In 1996, voters aged 18 to 29 supported incumbent Democrat Bill Clinton over GOP challenger Bob Dole by a whopping 19-point margin, 53 percent to 34 percent. Young people were Clinton's strongest age group.

In 2000, however, Al Gore outpolled Bush by just 2 points in the youngest age group. Young voters supported Democratic Congressional candidates by just 1 point in 2000 and, according to a perhaps-flawed reconstruction of exit polls, they voted about the same in 2002.

In November, a Gallup poll found that younger voters identify themselves as more "liberal" on social and economic issues than over-30 voters. And they were substantially more positive toward gay marriage than their elders, 52 percent versus 32 percent.

But in a generic matchup of Bush against an unnamed Democrat, under-30 voters went for Bush by a 49 percent to 39 percent margin, whereas over-30 voters supported him by a margin of 47 percent to 43 percent. Bush's approval rating at that point was 62 percent among under-30 voters and 53 percent among those over 30.

Bush's scores remain high in a Gallup poll released last week. His approval is up to 59 percent for all voters and is still 62 percent among under-30s. Consistently, Bush's strongest showing is among voters aged 30 to 49 - 64 percent in the latest Gallup poll - and his weakest is among middle-aged voters, 50 to 64, where it's 51 percent. Seniors approve his performance by a 53 percent to 40 percent margin.

In head-to-head matchups with leading Democratic candidates, though, Bush did slightly less well among young voters than with the full national sample. Nationally, he led Howard Dean by 56 percent to 41 percent among all likely voters. Among under-30s, Bush's lead was 54 percent to 43 percent.

On specific issues, under-30s were slightly less inclined to support Republicans than the general electorate - except, amazingly, on gun policy. Overall, voters support the GOP over Democrats by a margin of 48 percent to 39 percent. Among young voters, 56 percent support the GOP position.

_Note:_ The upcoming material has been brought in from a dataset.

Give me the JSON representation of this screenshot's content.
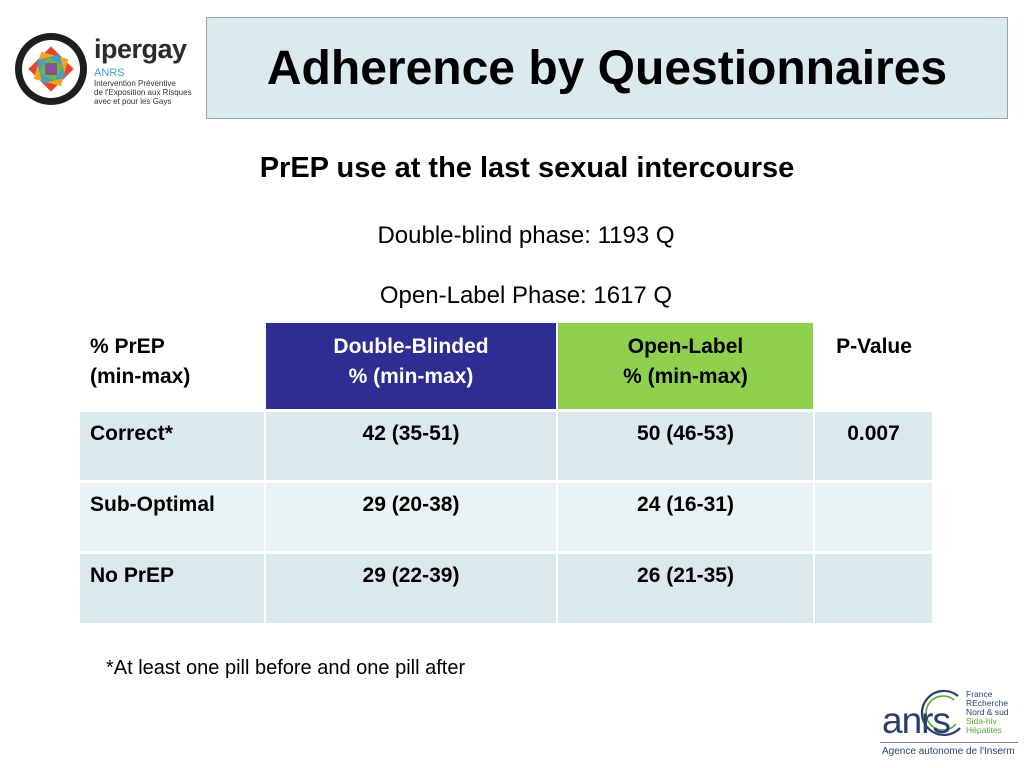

No candidate can win the presidency on the strength of young people alone, to be sure. They usually represent only 17 percent of the presidential electorate, about half the proportion of 30- to 49-year-olds.

Yet, they are the future. And, despite cultural influences you'd be sure would make them Democrats, Bush seems to be making it possible that the future will belong to the GOP.

Mort Kondracke is the Executive Editor of Roll Call.